Frustrated Depositors Set Beirut Banks On Fire As Lebanese Pound Hits New Low
As the Lebanese pound continues its swift descent into the void, several dozen protesters attacked banks in the capital city of Beirut on Thursday, setting some of them on fire, as they demonstrated against the banks’ informal cash withdrawal limits.
According to Depositors Outcry, a lobby representing people with money stuck in the banks, protesters attacked at least six banks and blocked the roads as the country’s currency hit a new record low, losing 98% of its value since 2019 on Thursday. It traded at 80,000 pounds to a dollar on Thursday, plummeting further from 70,000 just two days earlier.
The country’s banks have put unofficial limits on the Lebanese pound and the US Dollars that people can withdraw since the crisis of 2019 when the country’s economy began to rapidly collapse. These cash withdrawal limits were never formalized by law but are still imposed, pushing depositors to fight for access to their money — their savings — either through lawsuits or by force, as in through bank robberies and sit-ins just to get access to their own money to pay for necessities like food, utilities, and healthcare.
The Association of Banks in Lebanon decided to close all branches as the currency fell to a new record low, further angering depositors.
“What are you Lebanese people waiting for, to go down and take your rights from this mafia of thieves and criminals that’s ruling? Where are the human rights? There is no electricity, no water, nothing at all in this country. Don’t they feel us while they’re sitting in their palaces? They have no feelings for the people. They see us as sheep. We won’t stay silent about our life’s worth,” protester Rami Ghandour said.

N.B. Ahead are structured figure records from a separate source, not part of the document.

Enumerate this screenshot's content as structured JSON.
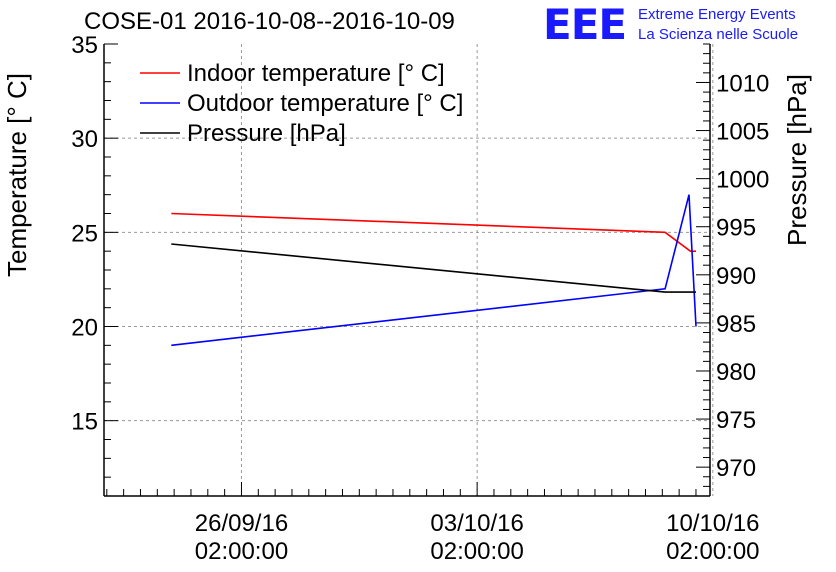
{
  "header": {
    "title": "COSE-01 2016-10-08--2016-10-09",
    "logo_mark": "EEE",
    "logo_line1": "Extreme Energy Events",
    "logo_line2": "La Scienza nelle Scuole"
  },
  "colors": {
    "indoor": "#ff0000",
    "outdoor": "#0000ff",
    "pressure": "#000000",
    "logo": "#1a1aff"
  },
  "chart_data": {
    "type": "line",
    "title": "COSE-01 2016-10-08--2016-10-09",
    "xlabel": "",
    "ylabel": "Temperature [° C]",
    "ylabel_right": "Pressure [hPa]",
    "xlim": [
      "2016-09-22T00:00:00",
      "2016-10-10T00:00:00"
    ],
    "ylim": [
      11,
      35
    ],
    "ylim_right": [
      967,
      1014
    ],
    "x_ticks": [
      {
        "date": "2016-09-26T02:00:00",
        "line1": "26/09/16",
        "line2": "02:00:00"
      },
      {
        "date": "2016-10-03T02:00:00",
        "line1": "03/10/16",
        "line2": "02:00:00"
      },
      {
        "date": "2016-10-10T02:00:00",
        "line1": "10/10/16",
        "line2": "02:00:00"
      }
    ],
    "y_ticks": [
      15,
      20,
      25,
      30,
      35
    ],
    "y_ticks_right": [
      970,
      975,
      980,
      985,
      990,
      995,
      1000,
      1005,
      1010
    ],
    "grid": true,
    "legend_position": "top-left",
    "series": [
      {
        "name": "Indoor temperature [° C]",
        "axis": "left",
        "color": "#ff0000",
        "x": [
          "2016-09-24T00:00:00",
          "2016-10-08T16:00:00",
          "2016-10-09T10:00:00",
          "2016-10-09T14:00:00"
        ],
        "y": [
          26.0,
          25.0,
          24.0,
          24.0
        ]
      },
      {
        "name": "Outdoor temperature [° C]",
        "axis": "left",
        "color": "#0000ff",
        "x": [
          "2016-09-24T00:00:00",
          "2016-10-08T16:00:00",
          "2016-10-09T09:00:00",
          "2016-10-09T14:00:00"
        ],
        "y": [
          19.0,
          22.0,
          27.0,
          20.0
        ]
      },
      {
        "name": "Pressure [hPa]",
        "axis": "right",
        "color": "#000000",
        "x": [
          "2016-09-24T00:00:00",
          "2016-10-08T16:00:00",
          "2016-10-09T10:00:00",
          "2016-10-09T14:00:00"
        ],
        "y": [
          993.2,
          988.2,
          988.2,
          988.2
        ]
      }
    ]
  }
}
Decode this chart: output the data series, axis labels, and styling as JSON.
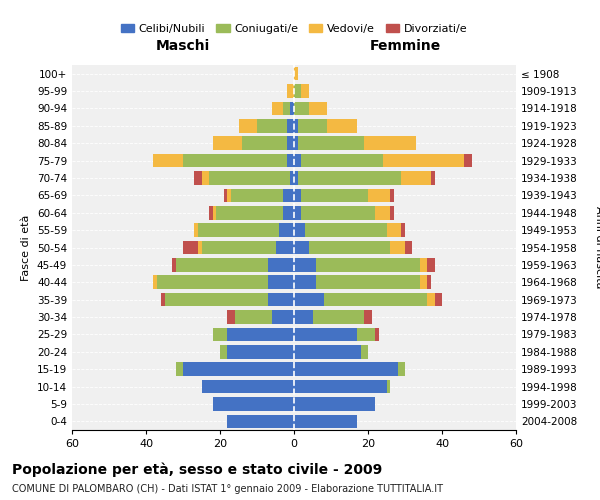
{
  "age_groups": [
    "0-4",
    "5-9",
    "10-14",
    "15-19",
    "20-24",
    "25-29",
    "30-34",
    "35-39",
    "40-44",
    "45-49",
    "50-54",
    "55-59",
    "60-64",
    "65-69",
    "70-74",
    "75-79",
    "80-84",
    "85-89",
    "90-94",
    "95-99",
    "100+"
  ],
  "birth_years": [
    "2004-2008",
    "1999-2003",
    "1994-1998",
    "1989-1993",
    "1984-1988",
    "1979-1983",
    "1974-1978",
    "1969-1973",
    "1964-1968",
    "1959-1963",
    "1954-1958",
    "1949-1953",
    "1944-1948",
    "1939-1943",
    "1934-1938",
    "1929-1933",
    "1924-1928",
    "1919-1923",
    "1914-1918",
    "1909-1913",
    "≤ 1908"
  ],
  "colors": {
    "celibe": "#4472C4",
    "coniugato": "#9BBB59",
    "vedovo": "#F4B942",
    "divorziato": "#C0504D"
  },
  "maschi": {
    "celibe": [
      18,
      22,
      25,
      30,
      18,
      18,
      6,
      7,
      7,
      7,
      5,
      4,
      3,
      3,
      1,
      2,
      2,
      2,
      1,
      0,
      0
    ],
    "coniugato": [
      0,
      0,
      0,
      2,
      2,
      4,
      10,
      28,
      30,
      25,
      20,
      22,
      18,
      14,
      22,
      28,
      12,
      8,
      2,
      0,
      0
    ],
    "vedovo": [
      0,
      0,
      0,
      0,
      0,
      0,
      0,
      0,
      1,
      0,
      1,
      1,
      1,
      1,
      2,
      8,
      8,
      5,
      3,
      2,
      0
    ],
    "divorziato": [
      0,
      0,
      0,
      0,
      0,
      0,
      2,
      1,
      0,
      1,
      4,
      0,
      1,
      1,
      2,
      0,
      0,
      0,
      0,
      0,
      0
    ]
  },
  "femmine": {
    "nubile": [
      17,
      22,
      25,
      28,
      18,
      17,
      5,
      8,
      6,
      6,
      4,
      3,
      2,
      2,
      1,
      2,
      1,
      1,
      0,
      0,
      0
    ],
    "coniugata": [
      0,
      0,
      1,
      2,
      2,
      5,
      14,
      28,
      28,
      28,
      22,
      22,
      20,
      18,
      28,
      22,
      18,
      8,
      4,
      2,
      0
    ],
    "vedova": [
      0,
      0,
      0,
      0,
      0,
      0,
      0,
      2,
      2,
      2,
      4,
      4,
      4,
      6,
      8,
      22,
      14,
      8,
      5,
      2,
      1
    ],
    "divorziata": [
      0,
      0,
      0,
      0,
      0,
      1,
      2,
      2,
      1,
      2,
      2,
      1,
      1,
      1,
      1,
      2,
      0,
      0,
      0,
      0,
      0
    ]
  },
  "xlim": 60,
  "title": "Popolazione per età, sesso e stato civile - 2009",
  "subtitle": "COMUNE DI PALOMBARO (CH) - Dati ISTAT 1° gennaio 2009 - Elaborazione TUTTITALIA.IT",
  "xlabel_maschi": "Maschi",
  "xlabel_femmine": "Femmine",
  "ylabel": "Fasce di età",
  "ylabel_right": "Anni di nascita",
  "legend_labels": [
    "Celibi/Nubili",
    "Coniugati/e",
    "Vedovi/e",
    "Divorziati/e"
  ],
  "background_color": "#f0f0f0"
}
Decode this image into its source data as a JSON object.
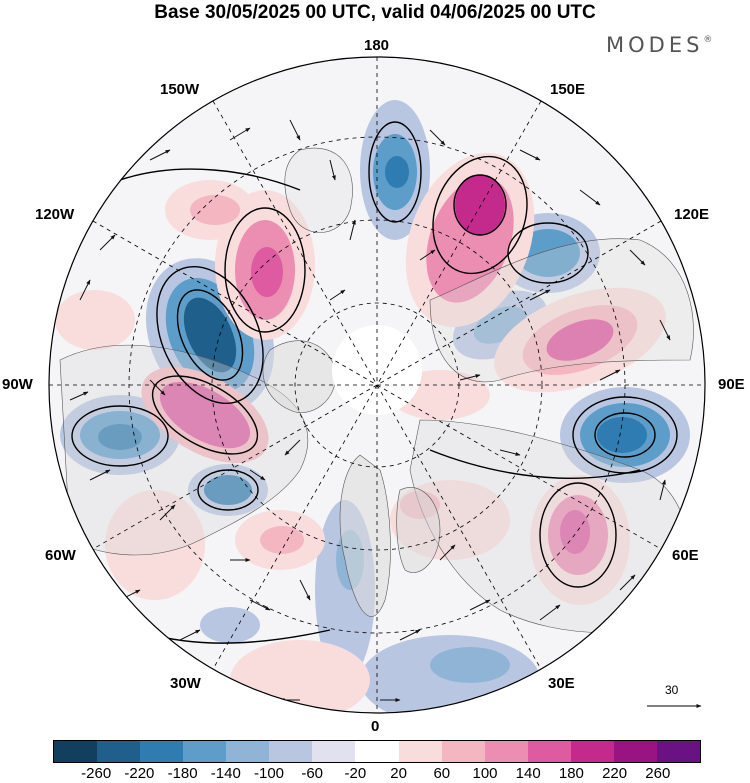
{
  "title": "Base 30/05/2025 00 UTC, valid 04/06/2025 00 UTC",
  "brand": "MODES",
  "brand_mark": "®",
  "longitude_labels": {
    "top": "180",
    "bottom": "0",
    "left": "90W",
    "right": "90E",
    "upper_left_1": "150W",
    "upper_left_2": "120W",
    "upper_right_1": "150E",
    "upper_right_2": "120E",
    "lower_left_1": "60W",
    "lower_left_2": "30W",
    "lower_right_1": "60E",
    "lower_right_2": "30E"
  },
  "reference_vector_label": "30",
  "colorbar": {
    "colors": [
      "#123f5e",
      "#1f5f8c",
      "#2f7cb2",
      "#5d9dc9",
      "#8fb4d6",
      "#b9c6e2",
      "#e1e1f0",
      "#ffffff",
      "#f9dcdc",
      "#f4b7c1",
      "#ec8eb2",
      "#de5aa1",
      "#c32a8c",
      "#9a1383",
      "#6a1283"
    ],
    "ticks": [
      "-260",
      "-220",
      "-180",
      "-140",
      "-100",
      "-60",
      "-20",
      "20",
      "60",
      "100",
      "140",
      "180",
      "220",
      "260"
    ]
  },
  "colors": {
    "land": "#dadada",
    "positive_fill": "#ec8eb2",
    "negative_fill": "#5d9dc9"
  }
}
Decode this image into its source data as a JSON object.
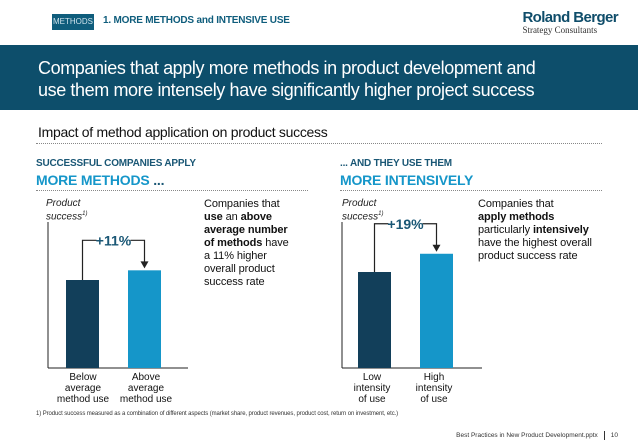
{
  "header": {
    "tag": "METHODS",
    "section": "1. MORE METHODS and INTENSIVE USE",
    "logo_name": "Roland Berger",
    "logo_sub": "Strategy Consultants"
  },
  "banner": {
    "headline_line1": "Companies that apply more methods in product development and",
    "headline_line2": "use them more intensely have significantly higher project success"
  },
  "subtitle": "Impact of method application on product success",
  "colors": {
    "navy": "#0d4e6b",
    "dark_bar": "#123f5a",
    "light_bar": "#1596c9"
  },
  "left_panel": {
    "heading": "SUCCESSFUL COMPANIES APPLY",
    "emphasis": "MORE METHODS",
    "emphasis_suffix": " ...",
    "axis_label": "Product",
    "axis_label2": "success",
    "axis_sup": "1)",
    "description": {
      "line1": "Companies that",
      "line2_bold_prefix": "use",
      "line2_rest": " an ",
      "line2_bold": "above",
      "line3_bold": "average number",
      "line4_bold": "of methods",
      "line4_rest": " have",
      "line5": "a 11% higher",
      "line6": "overall product",
      "line7": "success rate"
    }
  },
  "right_panel": {
    "heading": "... AND THEY USE THEM",
    "emphasis": "MORE INTENSIVELY",
    "axis_label": "Product",
    "axis_label2": "success",
    "axis_sup": "1)",
    "description": {
      "line1": "Companies that",
      "line2_bold": "apply methods",
      "line3": "particularly ",
      "line3_bold": "intensively",
      "line4": "have the highest overall",
      "line5": "product success rate"
    }
  },
  "chart_data": [
    {
      "type": "bar",
      "categories": [
        "Below average method use",
        "Above average method use"
      ],
      "category_lines": [
        [
          "Below",
          "average",
          "method use"
        ],
        [
          "Above",
          "average",
          "method use"
        ]
      ],
      "values": [
        100,
        111
      ],
      "annotation": "+11%",
      "ylabel": "Product success1)"
    },
    {
      "type": "bar",
      "categories": [
        "Low intensity of use",
        "High intensity of use"
      ],
      "category_lines": [
        [
          "Low",
          "intensity",
          "of use"
        ],
        [
          "High",
          "intensity",
          "of use"
        ]
      ],
      "values": [
        100,
        119
      ],
      "annotation": "+19%",
      "ylabel": "Product success1)"
    }
  ],
  "footnote": "1) Product success measured as a combination of different aspects (market share, product revenues, product cost, return on investment, etc.)",
  "footer": {
    "doc": "Best Practices in New Product Development.pptx",
    "page": "10"
  }
}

According to Arab News, protesters targeted five banks in the Badaro neighborhood of Beirut: Bank Audi, Fransabank, Credit Bank, Byblos Bank, Bank of Beirut, and BBAC. They also attempted to storm the residence of Association of Banks head Salim Sfeir, after staging a sit-in in front of the building in Sin El Fil in the eastern suburbs of the capital city.
Firefighters have since put out the blazes at the banks, and the Lebanese army has been able to reopen the blocked nearby roads.
Not everyone thinks the protests were a result of angry depositors wanting their money back.
Economist Violette Balaa described them as a “fabricated disturbance and the result of the political dispute.”
“Those who burned the banks today are not all depositors. Depositors do not know how to burn tires or where to go. It is an attack on the Lebanese economy and confidence in it,” she added. “What is happening has political objectives. Some people are benefiting from what is happening, particularly dollar speculators, although the state has arrested 40 illegal money changers.”
At a press conference on Thursday, caretaker economy minister Amin Salam said that a decision has been taken to “allow the pricing of goods in supermarkets in dollars while adopting the black market exchange rate because it is not possible to rely on the exchange rate of a certain platform.”